Let’s take a few imaginary examples, where the way of working with culture is not aligned with the desired culture:
- The management of a financial services company concludes that they are too rigid and bureaucratic to keep up with speed of how the market changes. They wish to decentralize decision making and empower their people to take more initiatives. So, they launch a culture transformation program which introduces new values: “Take action, Responsibility, New ideas”. These values are implemented through a communication campaign and a train-the-trainer program. Workshops are organized to allow teams to discuss what the new values means for their daily work. However, as the design of the transformation doesn’t include channeling back feedback from workshops or following up on new ideas, the employees end up feeling not listened to. In addition, individual initiatives are killed by team leaders who stick to normal business priorities. Consequently, the focus on “rolling out new values” effectively fails to live up to the very values that the management wishes to guide the operations. Instead of feeling freshly empowered, the employees view the culture transformation program as yet another initiative controlled from above.
- After a period of internal turmoil, a medical care group decides that it needs to embrace a listening culture. It updates its toolbox with pulse surveys to be able to gather more data from its people. It collects data both routinely and spontaneously in order to listen in on the organization. However, the results are rarely communicated back to the organization, and few actions are taken by management based on the results. Consequently, people are left feeling ignored. And despite other initiatives such as coaching team leaders, the perception sticks to people in the organization that they are not listened to.
- An industrial manufacturing company wants to scale up a successful pilot of agile working which has run in its software division, and implement this way of working in the whole group. The company translates the learnings from the pilot into an operational excellence manual which is rolled-out to all divisions and teams, with detailed milestones and expected goals set for the next 24 months. Deviation from the manual is only allowed after approval, and only if it could also work for the whole group. Suggestions to share failures as much as successes is resisted from management. While agility is promoted, progressive teams feel that control and efficiency still trump experimenting and learning from failures.

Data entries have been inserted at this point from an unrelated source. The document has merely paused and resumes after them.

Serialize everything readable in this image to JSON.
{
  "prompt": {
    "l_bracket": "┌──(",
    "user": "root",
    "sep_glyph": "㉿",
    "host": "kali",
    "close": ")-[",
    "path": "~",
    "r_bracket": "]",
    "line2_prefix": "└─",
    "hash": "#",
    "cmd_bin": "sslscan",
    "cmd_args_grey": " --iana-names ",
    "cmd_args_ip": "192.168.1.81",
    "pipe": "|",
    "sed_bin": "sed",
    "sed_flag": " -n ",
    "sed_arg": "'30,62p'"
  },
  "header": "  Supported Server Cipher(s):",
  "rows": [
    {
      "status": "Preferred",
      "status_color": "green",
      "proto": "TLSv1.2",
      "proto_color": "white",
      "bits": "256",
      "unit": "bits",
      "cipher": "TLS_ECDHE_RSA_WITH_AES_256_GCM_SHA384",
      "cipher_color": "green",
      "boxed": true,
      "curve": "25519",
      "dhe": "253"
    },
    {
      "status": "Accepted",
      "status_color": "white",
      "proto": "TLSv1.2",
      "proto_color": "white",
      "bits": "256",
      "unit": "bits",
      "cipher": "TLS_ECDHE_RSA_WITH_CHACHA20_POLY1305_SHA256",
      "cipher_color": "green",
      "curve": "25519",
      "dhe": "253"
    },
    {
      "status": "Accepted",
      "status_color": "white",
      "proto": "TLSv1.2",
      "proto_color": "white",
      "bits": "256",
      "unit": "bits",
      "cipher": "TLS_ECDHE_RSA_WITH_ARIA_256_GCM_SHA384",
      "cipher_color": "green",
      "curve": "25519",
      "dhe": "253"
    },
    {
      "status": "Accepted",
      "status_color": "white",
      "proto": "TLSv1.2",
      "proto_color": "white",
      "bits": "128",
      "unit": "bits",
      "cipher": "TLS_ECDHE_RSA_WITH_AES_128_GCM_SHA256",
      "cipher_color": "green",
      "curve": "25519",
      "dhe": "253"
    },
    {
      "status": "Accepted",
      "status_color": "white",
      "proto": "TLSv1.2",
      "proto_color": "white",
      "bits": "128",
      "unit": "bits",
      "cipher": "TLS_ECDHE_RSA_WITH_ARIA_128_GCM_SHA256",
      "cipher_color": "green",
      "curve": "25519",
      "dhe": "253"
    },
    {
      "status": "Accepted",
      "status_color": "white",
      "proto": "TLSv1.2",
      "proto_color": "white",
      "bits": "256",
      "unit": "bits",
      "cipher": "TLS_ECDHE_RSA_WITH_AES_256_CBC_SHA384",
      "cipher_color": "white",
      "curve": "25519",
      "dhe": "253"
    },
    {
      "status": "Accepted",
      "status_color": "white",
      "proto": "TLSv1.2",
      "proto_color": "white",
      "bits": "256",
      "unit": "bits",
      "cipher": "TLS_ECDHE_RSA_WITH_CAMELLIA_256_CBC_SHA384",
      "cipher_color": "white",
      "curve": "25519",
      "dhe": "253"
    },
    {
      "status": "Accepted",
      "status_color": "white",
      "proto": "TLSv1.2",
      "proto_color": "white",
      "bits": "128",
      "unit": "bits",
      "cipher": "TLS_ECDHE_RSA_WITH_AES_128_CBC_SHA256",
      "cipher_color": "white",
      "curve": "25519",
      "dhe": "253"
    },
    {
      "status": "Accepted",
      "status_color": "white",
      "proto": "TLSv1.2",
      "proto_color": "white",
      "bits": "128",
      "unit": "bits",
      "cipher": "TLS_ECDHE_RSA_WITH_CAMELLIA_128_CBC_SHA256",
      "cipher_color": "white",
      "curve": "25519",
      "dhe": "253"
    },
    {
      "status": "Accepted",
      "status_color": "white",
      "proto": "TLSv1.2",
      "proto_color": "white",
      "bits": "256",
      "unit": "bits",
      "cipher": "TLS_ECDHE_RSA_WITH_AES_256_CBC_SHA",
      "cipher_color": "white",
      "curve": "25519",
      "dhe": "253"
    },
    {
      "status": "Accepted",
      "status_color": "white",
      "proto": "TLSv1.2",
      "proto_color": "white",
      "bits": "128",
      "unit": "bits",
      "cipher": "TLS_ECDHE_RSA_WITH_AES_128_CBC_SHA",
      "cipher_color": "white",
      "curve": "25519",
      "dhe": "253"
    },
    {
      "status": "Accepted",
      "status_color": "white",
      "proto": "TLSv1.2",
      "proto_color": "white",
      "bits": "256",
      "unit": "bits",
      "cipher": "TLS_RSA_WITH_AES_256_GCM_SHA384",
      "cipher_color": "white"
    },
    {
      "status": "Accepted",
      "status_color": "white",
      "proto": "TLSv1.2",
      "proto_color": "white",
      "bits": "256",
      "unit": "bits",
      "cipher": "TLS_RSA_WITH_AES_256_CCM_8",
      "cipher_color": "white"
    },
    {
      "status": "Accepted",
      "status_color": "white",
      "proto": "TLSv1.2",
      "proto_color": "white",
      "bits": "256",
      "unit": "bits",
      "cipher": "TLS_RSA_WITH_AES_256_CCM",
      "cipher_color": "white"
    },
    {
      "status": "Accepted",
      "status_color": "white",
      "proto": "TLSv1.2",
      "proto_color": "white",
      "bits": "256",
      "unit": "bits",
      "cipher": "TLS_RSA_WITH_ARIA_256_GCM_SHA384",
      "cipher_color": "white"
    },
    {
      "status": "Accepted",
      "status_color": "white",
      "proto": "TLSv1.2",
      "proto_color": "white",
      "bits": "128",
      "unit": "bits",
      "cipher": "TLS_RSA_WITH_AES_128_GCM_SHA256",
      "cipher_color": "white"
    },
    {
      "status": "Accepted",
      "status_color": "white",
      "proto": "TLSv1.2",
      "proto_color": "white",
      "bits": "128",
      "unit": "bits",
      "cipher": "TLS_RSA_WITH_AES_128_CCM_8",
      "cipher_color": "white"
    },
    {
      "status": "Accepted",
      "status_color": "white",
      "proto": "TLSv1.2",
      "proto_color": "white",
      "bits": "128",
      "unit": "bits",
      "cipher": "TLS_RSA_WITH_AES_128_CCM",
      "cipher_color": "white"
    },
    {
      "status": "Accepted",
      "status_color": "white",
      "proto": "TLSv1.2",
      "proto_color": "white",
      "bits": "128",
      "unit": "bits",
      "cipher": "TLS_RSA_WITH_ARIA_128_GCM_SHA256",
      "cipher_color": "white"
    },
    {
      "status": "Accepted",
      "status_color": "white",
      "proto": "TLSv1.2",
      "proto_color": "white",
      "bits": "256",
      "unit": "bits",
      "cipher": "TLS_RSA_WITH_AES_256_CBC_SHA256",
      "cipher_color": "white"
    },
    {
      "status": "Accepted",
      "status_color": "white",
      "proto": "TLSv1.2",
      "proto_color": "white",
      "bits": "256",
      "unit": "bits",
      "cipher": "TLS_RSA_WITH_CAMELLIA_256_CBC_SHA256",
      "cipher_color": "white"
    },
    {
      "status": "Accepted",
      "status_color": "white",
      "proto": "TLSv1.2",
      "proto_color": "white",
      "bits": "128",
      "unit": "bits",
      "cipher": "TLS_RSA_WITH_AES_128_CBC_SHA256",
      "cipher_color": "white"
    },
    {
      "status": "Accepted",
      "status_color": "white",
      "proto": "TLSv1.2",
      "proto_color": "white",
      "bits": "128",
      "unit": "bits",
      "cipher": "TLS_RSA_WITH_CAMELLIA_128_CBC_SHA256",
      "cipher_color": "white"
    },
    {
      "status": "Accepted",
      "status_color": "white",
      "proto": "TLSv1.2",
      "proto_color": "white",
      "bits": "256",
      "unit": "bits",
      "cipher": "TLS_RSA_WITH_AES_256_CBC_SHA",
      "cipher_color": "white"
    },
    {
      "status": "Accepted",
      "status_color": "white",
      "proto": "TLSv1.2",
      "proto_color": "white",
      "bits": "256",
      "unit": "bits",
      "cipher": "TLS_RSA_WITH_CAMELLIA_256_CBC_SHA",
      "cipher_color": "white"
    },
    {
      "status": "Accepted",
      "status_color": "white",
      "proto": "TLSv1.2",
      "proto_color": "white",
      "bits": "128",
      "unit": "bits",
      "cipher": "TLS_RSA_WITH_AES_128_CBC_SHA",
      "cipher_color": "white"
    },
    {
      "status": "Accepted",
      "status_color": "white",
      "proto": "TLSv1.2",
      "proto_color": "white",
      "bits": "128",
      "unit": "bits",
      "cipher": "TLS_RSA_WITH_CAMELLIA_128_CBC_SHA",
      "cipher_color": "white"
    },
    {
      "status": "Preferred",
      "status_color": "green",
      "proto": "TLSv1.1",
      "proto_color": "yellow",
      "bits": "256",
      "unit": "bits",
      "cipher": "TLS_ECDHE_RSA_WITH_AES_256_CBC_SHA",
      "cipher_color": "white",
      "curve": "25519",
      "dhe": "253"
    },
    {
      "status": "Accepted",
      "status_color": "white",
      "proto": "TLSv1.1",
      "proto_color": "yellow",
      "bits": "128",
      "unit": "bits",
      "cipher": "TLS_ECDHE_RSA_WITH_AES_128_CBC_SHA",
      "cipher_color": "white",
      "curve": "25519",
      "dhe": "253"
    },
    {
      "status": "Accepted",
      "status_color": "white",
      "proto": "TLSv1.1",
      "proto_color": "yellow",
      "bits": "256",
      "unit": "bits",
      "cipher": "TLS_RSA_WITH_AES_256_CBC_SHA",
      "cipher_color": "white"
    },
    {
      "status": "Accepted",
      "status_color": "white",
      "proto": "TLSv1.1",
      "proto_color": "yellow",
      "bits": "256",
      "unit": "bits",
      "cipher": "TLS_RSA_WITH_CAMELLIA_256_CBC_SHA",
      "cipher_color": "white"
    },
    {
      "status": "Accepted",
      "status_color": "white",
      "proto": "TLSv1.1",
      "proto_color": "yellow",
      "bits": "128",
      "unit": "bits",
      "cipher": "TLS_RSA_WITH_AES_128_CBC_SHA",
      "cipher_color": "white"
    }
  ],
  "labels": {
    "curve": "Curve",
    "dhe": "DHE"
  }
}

- A thirty-year-old IT consultancy wants to become more innovative and creative in order to be attractive new customers, as well as being able to hire and motivate talent. It creates a new EVP and launches an internal communication campaign to communicate the new vision and values to the employees. Although the EVP is well designed, the way it is communicated follows familiar practices from the past. A kick-off with speeches, printed t-shirts and other merch, and team sessions for a few weeks. Combined with only a few real changes to the operations and the way of working, the campaign leaves employees feeling like the company is just like the other competitors pretending to be spicier than they really are.
These imaginary examples highlight the risks of doing culture without real intent. The least bad outcome is direct cost – wasting a well-intended investment. The worst outcome is cynicism and disengagement. Understanding that the way you work with culture – creating, shaping or sustaining it – impacts the culture itself, would see the above examples be done differently:
- If you are looking for a culture of empowerment, let people influence the culture, and include the people in all phases of creating and sustaining such culture. Allow teams to consider what empowerment means for them and how they can take action on what they wish to see more and less of. Only co-creation will walk the talk of empowerment. In the extreme, even empower people to validify if empowerment is a cultural priority.
- If you are looking for a culture of agility, manage culture as something fluid that is continuously tested, evaluated, and modified. You can’t achieve a truly agile culture, if the way you are working with culture is not also agile. Measure culture constantly, admit and discuss culture failures, pilot sub-cultures, share learnings, and occasionally question even the strongest held values.
- If you are looking for a culture of innovation and creativity, work with culture in a way that surprises and goes beyond the normal. Increase diversity in the culture team, including newly recruited and ex-employees. Test new tools. Find input or help from untraditional sources. Accept that your culture project will have the same success/fail rate as other innovative projects in your organization. Be bold and humble at the same time. View failure as an option but fail early and make sure to use it as a learning.
By working with your culture in the same way as you want your culture to guide your people and business, you will see instant benefits. First, you will learn faster. If your cultural aspirations make working with culture more efficiently, they are more likely to also work for the rest of the organization. If you struggle, your cultural aspirations may need to be calibrated. Second, your ambitions will be credible. You eat your own medicine, which of course is a test of your own belief and commitment, and which consequently make your ambitions much more credible to the people you want to engage.
If you want your culture to be more of “X”, work with culture in a “X” way. The medium carry as much weight as the message when it comes to activating your desired culture.